# Sirius install question



## lstoner (Aug 4, 2008)

My 2007 X3 has the "pre-wired" option, but I don't think the head unit is satellite ready - it is the (Alpine?) "Business CD" model. I have no navigation system or separate CD changer but I have had the ipod integration installed. 

I can't get a straight answer from anyone on whether or not I need to replace my stereo (head unit) or simply add something to it to install Sirius radio (with the radio display working to display artist, etc and the steering wheel buttons still operational).

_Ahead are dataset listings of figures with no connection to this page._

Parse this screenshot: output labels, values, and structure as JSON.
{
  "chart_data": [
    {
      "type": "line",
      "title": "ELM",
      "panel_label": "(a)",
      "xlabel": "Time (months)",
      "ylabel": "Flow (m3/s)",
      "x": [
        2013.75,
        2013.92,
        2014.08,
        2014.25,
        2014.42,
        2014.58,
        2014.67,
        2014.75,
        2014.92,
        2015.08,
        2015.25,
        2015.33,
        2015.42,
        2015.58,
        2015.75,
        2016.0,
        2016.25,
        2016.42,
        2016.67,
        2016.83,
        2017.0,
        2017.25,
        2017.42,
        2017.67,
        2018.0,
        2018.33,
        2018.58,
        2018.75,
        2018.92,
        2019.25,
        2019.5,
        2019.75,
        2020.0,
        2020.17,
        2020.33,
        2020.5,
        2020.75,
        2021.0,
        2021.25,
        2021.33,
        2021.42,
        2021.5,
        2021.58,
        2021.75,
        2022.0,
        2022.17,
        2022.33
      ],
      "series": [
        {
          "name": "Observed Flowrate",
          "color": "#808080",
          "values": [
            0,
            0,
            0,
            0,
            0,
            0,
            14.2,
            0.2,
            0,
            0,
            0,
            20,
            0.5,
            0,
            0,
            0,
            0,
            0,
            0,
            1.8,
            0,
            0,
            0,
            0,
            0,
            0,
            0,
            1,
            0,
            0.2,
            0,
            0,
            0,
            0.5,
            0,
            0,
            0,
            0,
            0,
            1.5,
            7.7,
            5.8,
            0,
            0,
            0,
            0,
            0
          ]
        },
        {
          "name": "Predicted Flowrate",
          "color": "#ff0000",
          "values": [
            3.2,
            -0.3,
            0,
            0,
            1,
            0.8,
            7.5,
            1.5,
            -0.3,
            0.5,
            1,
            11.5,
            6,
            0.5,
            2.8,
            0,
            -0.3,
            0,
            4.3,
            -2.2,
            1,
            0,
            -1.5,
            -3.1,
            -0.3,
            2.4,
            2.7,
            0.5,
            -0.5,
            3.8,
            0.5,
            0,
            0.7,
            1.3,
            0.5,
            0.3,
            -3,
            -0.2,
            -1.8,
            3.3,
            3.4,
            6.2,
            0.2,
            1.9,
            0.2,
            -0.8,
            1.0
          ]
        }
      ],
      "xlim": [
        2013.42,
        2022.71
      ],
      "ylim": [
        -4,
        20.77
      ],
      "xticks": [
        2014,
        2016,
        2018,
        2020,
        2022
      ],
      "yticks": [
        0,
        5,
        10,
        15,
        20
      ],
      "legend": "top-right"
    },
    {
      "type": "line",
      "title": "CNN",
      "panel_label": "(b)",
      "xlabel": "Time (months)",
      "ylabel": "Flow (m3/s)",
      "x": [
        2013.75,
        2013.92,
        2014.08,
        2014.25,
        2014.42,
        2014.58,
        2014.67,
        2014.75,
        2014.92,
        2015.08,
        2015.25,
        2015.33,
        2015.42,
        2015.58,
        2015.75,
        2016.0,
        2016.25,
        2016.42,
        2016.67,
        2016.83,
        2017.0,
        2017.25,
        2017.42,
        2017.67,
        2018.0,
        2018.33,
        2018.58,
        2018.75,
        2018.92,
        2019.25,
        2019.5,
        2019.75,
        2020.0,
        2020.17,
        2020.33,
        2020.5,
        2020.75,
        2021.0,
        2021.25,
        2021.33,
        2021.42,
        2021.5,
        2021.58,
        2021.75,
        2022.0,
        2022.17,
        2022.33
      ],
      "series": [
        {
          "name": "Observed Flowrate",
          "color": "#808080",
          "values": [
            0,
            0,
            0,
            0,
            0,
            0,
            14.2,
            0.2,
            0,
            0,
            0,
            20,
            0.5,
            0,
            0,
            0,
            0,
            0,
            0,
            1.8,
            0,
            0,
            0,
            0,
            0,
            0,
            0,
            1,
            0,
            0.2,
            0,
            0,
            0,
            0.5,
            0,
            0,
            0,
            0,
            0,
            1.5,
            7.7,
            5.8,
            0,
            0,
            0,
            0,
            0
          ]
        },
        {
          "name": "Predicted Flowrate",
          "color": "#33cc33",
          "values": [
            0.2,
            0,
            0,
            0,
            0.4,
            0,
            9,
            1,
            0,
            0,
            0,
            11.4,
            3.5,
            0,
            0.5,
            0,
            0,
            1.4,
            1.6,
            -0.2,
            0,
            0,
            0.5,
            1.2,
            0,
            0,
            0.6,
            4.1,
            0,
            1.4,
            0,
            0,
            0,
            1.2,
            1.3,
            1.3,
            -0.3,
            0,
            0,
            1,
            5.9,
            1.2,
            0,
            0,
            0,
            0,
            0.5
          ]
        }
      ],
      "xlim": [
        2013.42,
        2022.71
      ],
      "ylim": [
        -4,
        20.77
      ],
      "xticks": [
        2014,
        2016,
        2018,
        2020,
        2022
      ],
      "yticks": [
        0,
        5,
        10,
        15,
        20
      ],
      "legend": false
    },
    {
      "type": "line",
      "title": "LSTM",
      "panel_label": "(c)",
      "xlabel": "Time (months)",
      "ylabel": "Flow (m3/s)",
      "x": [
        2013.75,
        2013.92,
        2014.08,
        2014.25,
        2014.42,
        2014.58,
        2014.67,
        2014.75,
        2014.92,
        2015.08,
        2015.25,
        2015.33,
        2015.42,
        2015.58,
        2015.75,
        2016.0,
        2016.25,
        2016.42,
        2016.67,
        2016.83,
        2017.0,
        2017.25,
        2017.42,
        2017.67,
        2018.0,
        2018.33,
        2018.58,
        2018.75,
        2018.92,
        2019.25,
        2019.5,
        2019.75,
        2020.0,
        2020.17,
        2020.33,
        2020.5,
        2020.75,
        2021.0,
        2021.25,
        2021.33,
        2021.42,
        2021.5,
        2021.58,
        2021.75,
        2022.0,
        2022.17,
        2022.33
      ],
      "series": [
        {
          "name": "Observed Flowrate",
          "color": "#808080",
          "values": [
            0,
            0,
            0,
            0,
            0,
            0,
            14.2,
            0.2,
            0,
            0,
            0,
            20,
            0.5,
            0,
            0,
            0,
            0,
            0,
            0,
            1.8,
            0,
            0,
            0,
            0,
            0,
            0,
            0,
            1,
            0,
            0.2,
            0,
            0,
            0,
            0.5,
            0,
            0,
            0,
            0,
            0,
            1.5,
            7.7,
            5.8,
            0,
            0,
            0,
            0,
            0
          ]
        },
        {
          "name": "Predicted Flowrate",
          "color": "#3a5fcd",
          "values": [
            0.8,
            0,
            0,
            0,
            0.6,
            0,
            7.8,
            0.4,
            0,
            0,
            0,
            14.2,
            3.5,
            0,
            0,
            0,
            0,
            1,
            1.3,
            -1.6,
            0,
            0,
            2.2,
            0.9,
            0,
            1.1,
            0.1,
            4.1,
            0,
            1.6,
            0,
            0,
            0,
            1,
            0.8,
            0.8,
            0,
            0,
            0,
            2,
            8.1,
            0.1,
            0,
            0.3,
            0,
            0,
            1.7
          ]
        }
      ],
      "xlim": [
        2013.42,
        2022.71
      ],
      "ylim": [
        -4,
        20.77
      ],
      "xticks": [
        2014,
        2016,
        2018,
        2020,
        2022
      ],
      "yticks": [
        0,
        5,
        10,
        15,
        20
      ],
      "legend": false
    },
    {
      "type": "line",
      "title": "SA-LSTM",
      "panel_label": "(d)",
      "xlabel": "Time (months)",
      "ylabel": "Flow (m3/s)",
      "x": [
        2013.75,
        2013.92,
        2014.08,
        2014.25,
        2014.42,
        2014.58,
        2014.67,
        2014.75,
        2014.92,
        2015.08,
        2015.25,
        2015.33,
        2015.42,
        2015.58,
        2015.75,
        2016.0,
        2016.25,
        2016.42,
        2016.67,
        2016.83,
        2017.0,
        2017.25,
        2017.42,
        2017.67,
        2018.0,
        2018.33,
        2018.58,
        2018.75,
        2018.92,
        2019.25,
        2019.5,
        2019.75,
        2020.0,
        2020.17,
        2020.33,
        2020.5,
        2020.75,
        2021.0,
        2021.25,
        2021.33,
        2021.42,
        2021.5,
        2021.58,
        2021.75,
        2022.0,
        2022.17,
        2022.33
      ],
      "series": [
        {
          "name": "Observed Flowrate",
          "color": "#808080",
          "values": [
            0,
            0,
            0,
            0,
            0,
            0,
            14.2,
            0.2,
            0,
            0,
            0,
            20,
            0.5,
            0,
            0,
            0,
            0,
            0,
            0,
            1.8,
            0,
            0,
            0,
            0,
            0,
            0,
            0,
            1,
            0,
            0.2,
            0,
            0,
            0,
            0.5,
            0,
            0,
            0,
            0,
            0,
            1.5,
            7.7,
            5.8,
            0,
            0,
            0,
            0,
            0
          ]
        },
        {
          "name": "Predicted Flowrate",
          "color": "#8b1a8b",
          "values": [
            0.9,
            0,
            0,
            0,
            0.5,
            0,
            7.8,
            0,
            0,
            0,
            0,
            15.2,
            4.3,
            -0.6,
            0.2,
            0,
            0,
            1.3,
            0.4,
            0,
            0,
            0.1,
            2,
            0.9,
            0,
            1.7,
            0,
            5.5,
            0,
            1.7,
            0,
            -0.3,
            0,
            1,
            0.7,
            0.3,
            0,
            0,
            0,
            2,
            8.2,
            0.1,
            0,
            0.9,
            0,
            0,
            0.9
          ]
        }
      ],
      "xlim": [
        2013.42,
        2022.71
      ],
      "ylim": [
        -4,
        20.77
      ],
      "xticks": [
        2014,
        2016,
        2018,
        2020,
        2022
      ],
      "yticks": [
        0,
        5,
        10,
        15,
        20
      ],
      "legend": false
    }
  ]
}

Of course, the dealer only gives me the most expensive option....

What exaclty is "pre-wired" and what else do I need to buy and install?

Thanks!!
Lisa


----------



## philip|bsw (Aug 4, 2008)

You cannot run BMW's optional Sirius satellite radio without buying their headunit, however you do not need to replace your headunit to run XM satellite radio.
Here's a link to the XM receiver for your X3 on our site. bsw XM satellite radio for BMW X3
Shoot me an email if you have any further questions.

-Philip
[email protected]


----------



## tom @ eas (May 5, 2004)

lstoner said:


> My 2007 X3 has the "pre-wired" option, but I don't think the head unit is satellite ready - it is the (Alpine?) "Business CD" model. I have no navigation system or separate CD changer but I have had the ipod integration installed.
> 
> I can't get a straight answer from anyone on whether or not I need to replace my stereo (head unit) or simply add something to it to install Sirius radio (with the radio display working to display artist, etc and the steering wheel buttons still operational). Of course, the dealer only gives me the most expensive option....
> 
> ...


I believe we have already spoken via email, you are SA693 equipped and ready for Sirius. Since you are prewired, all you need is the Sirius module (and mounting bracket if equipped with Business CD, NAV has it built into the DVD-ROM bracket).

Best of all - your Sirius antenna is integrated into the sharkfin on the roof. This is literally a 10 minute install at most. :thumbup:


----------